A major outbreak of COVID-19 in such a low-resource context will put a lot of pressure on an already fragile, overstretched health system. It is therefore crucial to spread awareness among the community and to increase testing and contact tracing capacity.
“It is crucial to ensure that low-resource contexts like Somalia, where the direct and longer-term consequences will be profound, are not forgotten. This must be a moment for global solidarity and we need to work hand-in-hand to overcome this immense challenge,” says Chatterjee.
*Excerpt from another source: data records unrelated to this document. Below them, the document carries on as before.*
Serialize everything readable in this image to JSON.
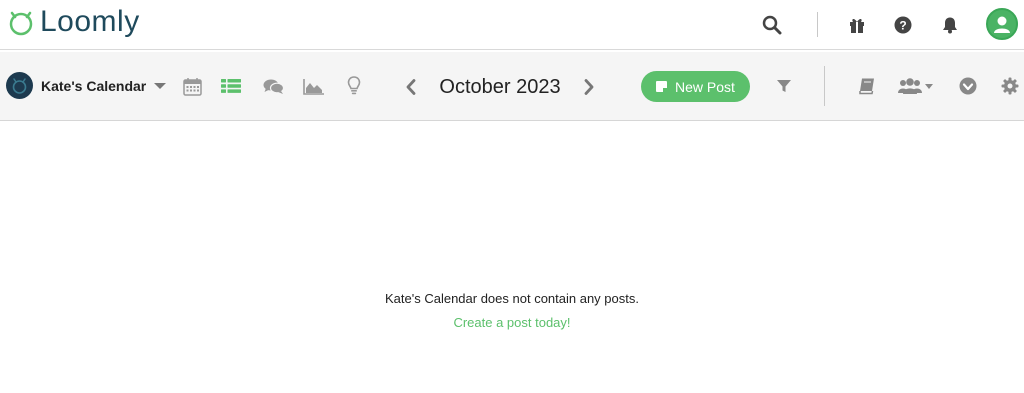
{
  "app": {
    "logo_text": "Loomly",
    "brand_color": "#5cc06c",
    "logo_color": "#1f4a5c"
  },
  "topbar": {
    "icons": [
      "search-icon",
      "gift-icon",
      "help-icon",
      "bell-icon",
      "user-avatar"
    ]
  },
  "toolbar": {
    "calendar_name": "Kate's Calendar",
    "view_icons": [
      "calendar-grid-icon",
      "list-view-icon",
      "comments-icon",
      "analytics-icon",
      "ideas-lightbulb-icon"
    ],
    "active_view": "list-view-icon",
    "month_label": "October 2023",
    "new_post_label": "New Post",
    "right_icons": [
      "filter-icon",
      "library-book-icon",
      "team-users-icon",
      "download-icon",
      "settings-gear-icon"
    ]
  },
  "main": {
    "empty_message": "Kate's Calendar does not contain any posts.",
    "empty_link": "Create a post today!"
  }
}
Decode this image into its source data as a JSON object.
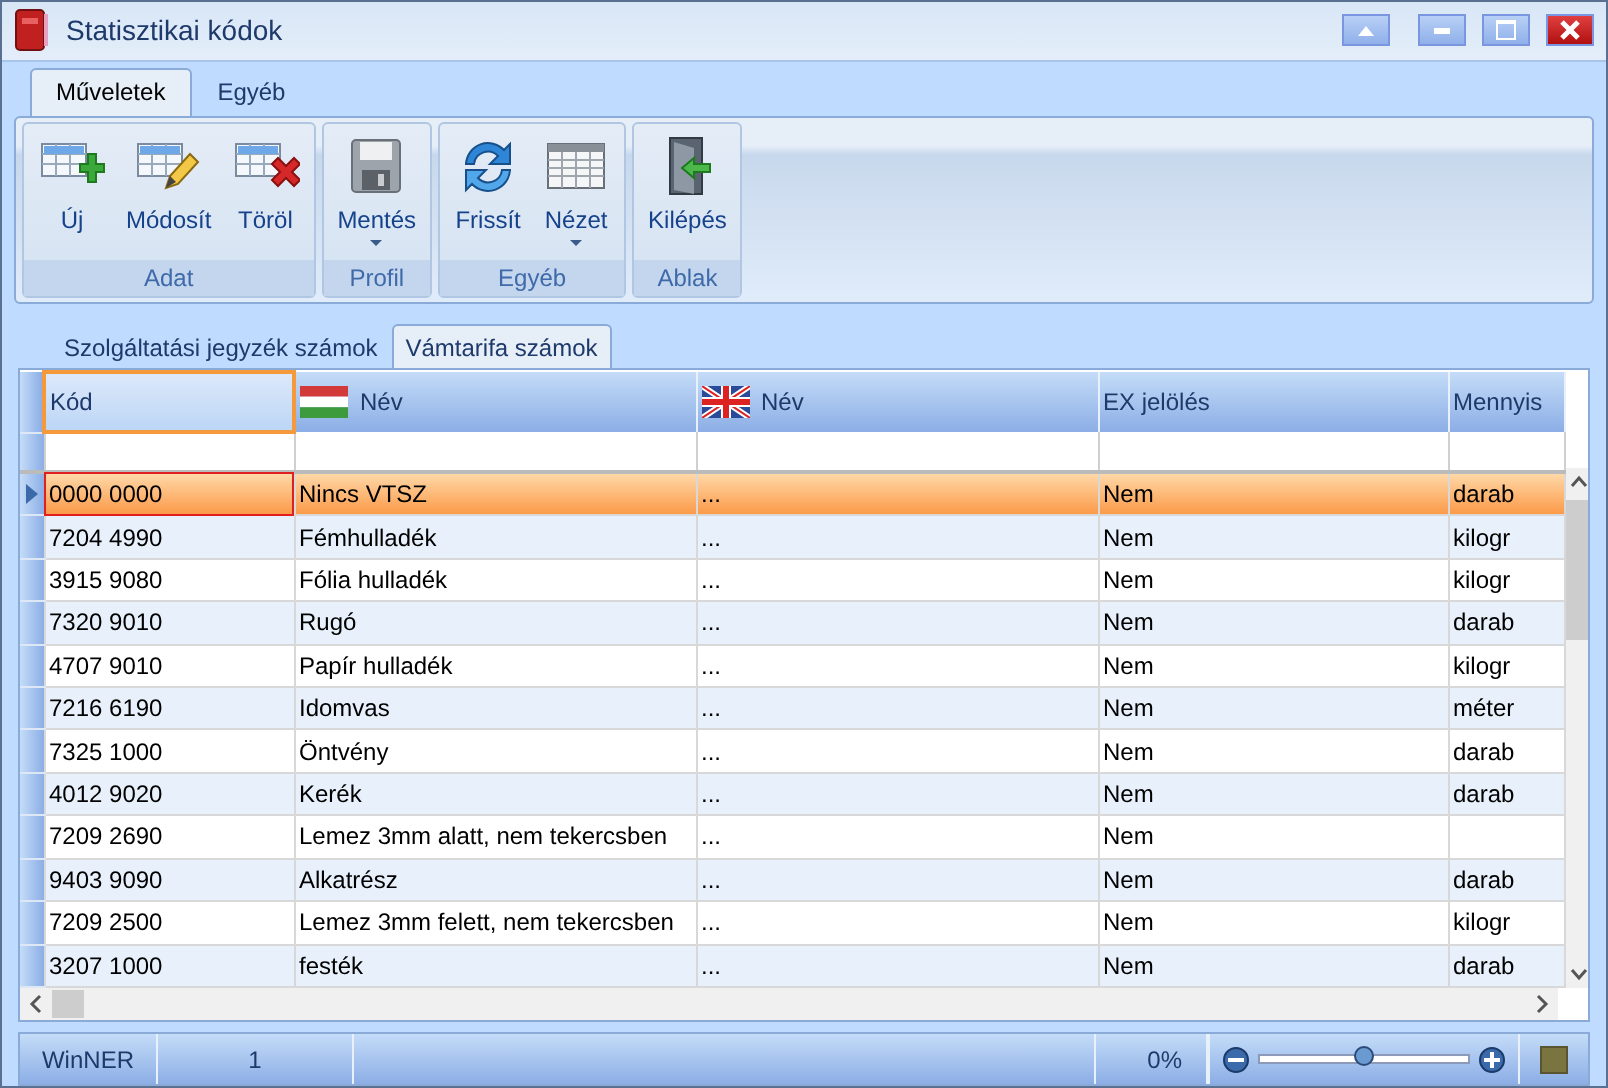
{
  "window": {
    "title": "Statisztikai kódok"
  },
  "ribbon_tabs": [
    {
      "label": "Műveletek",
      "selected": true
    },
    {
      "label": "Egyéb",
      "selected": false
    }
  ],
  "ribbon_groups": [
    {
      "label": "Adat",
      "buttons": [
        {
          "label": "Új",
          "kind": "new"
        },
        {
          "label": "Módosít",
          "kind": "edit"
        },
        {
          "label": "Töröl",
          "kind": "delete"
        }
      ]
    },
    {
      "label": "Profil",
      "buttons": [
        {
          "label": "Mentés",
          "kind": "save",
          "dropdown": true
        }
      ]
    },
    {
      "label": "Egyéb",
      "buttons": [
        {
          "label": "Frissít",
          "kind": "refresh"
        },
        {
          "label": "Nézet",
          "kind": "view",
          "dropdown": true
        }
      ]
    },
    {
      "label": "Ablak",
      "buttons": [
        {
          "label": "Kilépés",
          "kind": "exit"
        }
      ]
    }
  ],
  "grid_tabs": [
    {
      "label": "Szolgáltatási jegyzék számok",
      "selected": false
    },
    {
      "label": "Vámtarifa számok",
      "selected": true
    }
  ],
  "table": {
    "columns": [
      {
        "label": "Kód",
        "kind": "plain",
        "focused": true
      },
      {
        "label": "Név",
        "kind": "hu_flag",
        "focused": false
      },
      {
        "label": "Név",
        "kind": "gb_flag",
        "focused": false
      },
      {
        "label": "EX jelölés",
        "kind": "plain",
        "focused": false
      },
      {
        "label": "Mennyis",
        "kind": "plain",
        "focused": false
      }
    ],
    "rows": [
      {
        "cells": [
          "0000 0000",
          "Nincs VTSZ",
          "...",
          "Nem",
          "darab"
        ],
        "selected": true
      },
      {
        "cells": [
          "7204 4990",
          "Fémhulladék",
          "...",
          "Nem",
          "kilogr"
        ],
        "selected": false
      },
      {
        "cells": [
          "3915 9080",
          "Fólia hulladék",
          "...",
          "Nem",
          "kilogr"
        ],
        "selected": false
      },
      {
        "cells": [
          "7320 9010",
          "Rugó",
          "...",
          "Nem",
          "darab"
        ],
        "selected": false
      },
      {
        "cells": [
          "4707 9010",
          "Papír hulladék",
          "...",
          "Nem",
          "kilogr"
        ],
        "selected": false
      },
      {
        "cells": [
          "7216 6190",
          "Idomvas",
          "...",
          "Nem",
          "méter"
        ],
        "selected": false
      },
      {
        "cells": [
          "7325 1000",
          "Öntvény",
          "...",
          "Nem",
          "darab"
        ],
        "selected": false
      },
      {
        "cells": [
          "4012 9020",
          "Kerék",
          "...",
          "Nem",
          "darab"
        ],
        "selected": false
      },
      {
        "cells": [
          "7209 2690",
          "Lemez 3mm alatt, nem tekercsben",
          "...",
          "Nem",
          ""
        ],
        "selected": false
      },
      {
        "cells": [
          "9403 9090",
          "Alkatrész",
          "...",
          "Nem",
          "darab"
        ],
        "selected": false
      },
      {
        "cells": [
          "7209 2500",
          "Lemez 3mm felett, nem tekercsben",
          "...",
          "Nem",
          "kilogr"
        ],
        "selected": false
      },
      {
        "cells": [
          "3207 1000",
          "festék",
          "...",
          "Nem",
          "darab"
        ],
        "selected": false
      }
    ]
  },
  "status_bar": {
    "app": "WinNER",
    "count": "1",
    "zoom": "0%",
    "level": 0.5
  }
}
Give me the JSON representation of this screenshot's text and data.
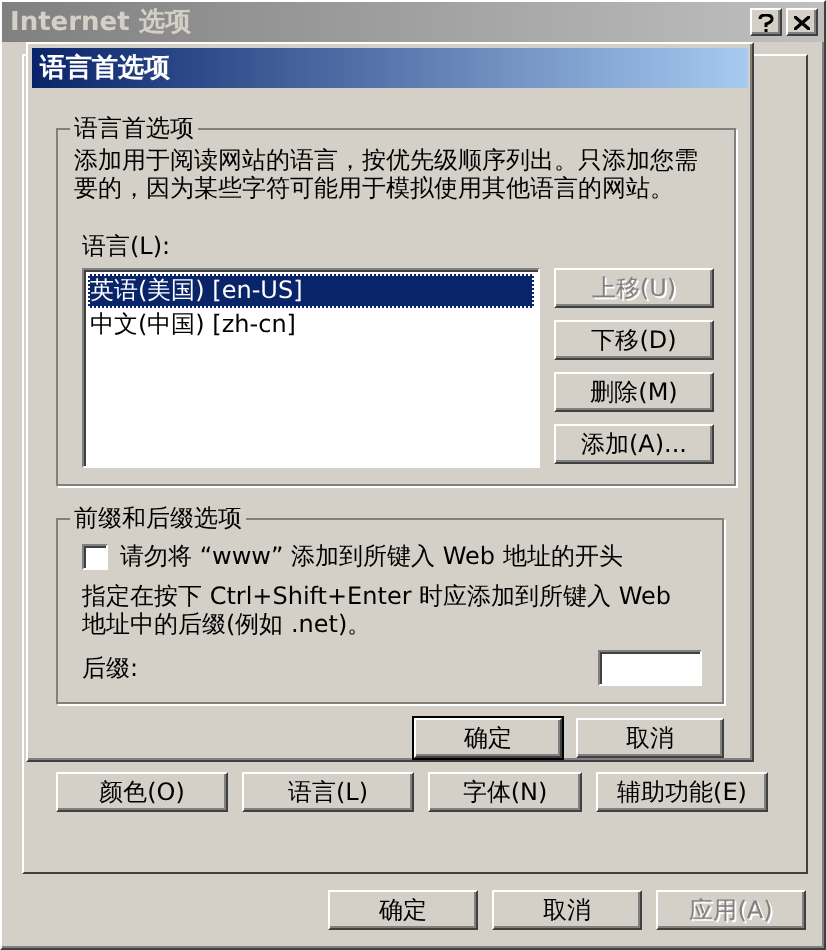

MSF provides medical and humanitarian assistance to people affected by conflict, epidemics, disasters or exclusion from healthcare in 72 countries. Our actions are guided by medical ethics and the principles of impartiality, independence and neutrality. We have worked in Somalia and Somaliland since 1991. In 2013, MSF was forced to leave the country after a series of violent attacks against our staff. Our teams resumed treating patients in May 2017, in recognition of the enormous unmet health needs of the population. Currently, MSF carries out medical activities in hospitals in towns and cities, with a focus on maternal, paediatric and emergency care, nutritional support, and diagnosis and treatment of tuberculosis (TB) and multi-drug-resistant TB. MSF also runs mobile clinics for internally displaced people. At present, MSF provides essential medical activities in Hargeisa and Las Anod (Somaliland), North Galkayo (Puntland state), South Galkayo (Galmudug state) and Baidoa (South-West state). Our regular in-and-out short responses in Jubaland state have been temporarily suspended and other non-essential activities elsewhere have been put on hold.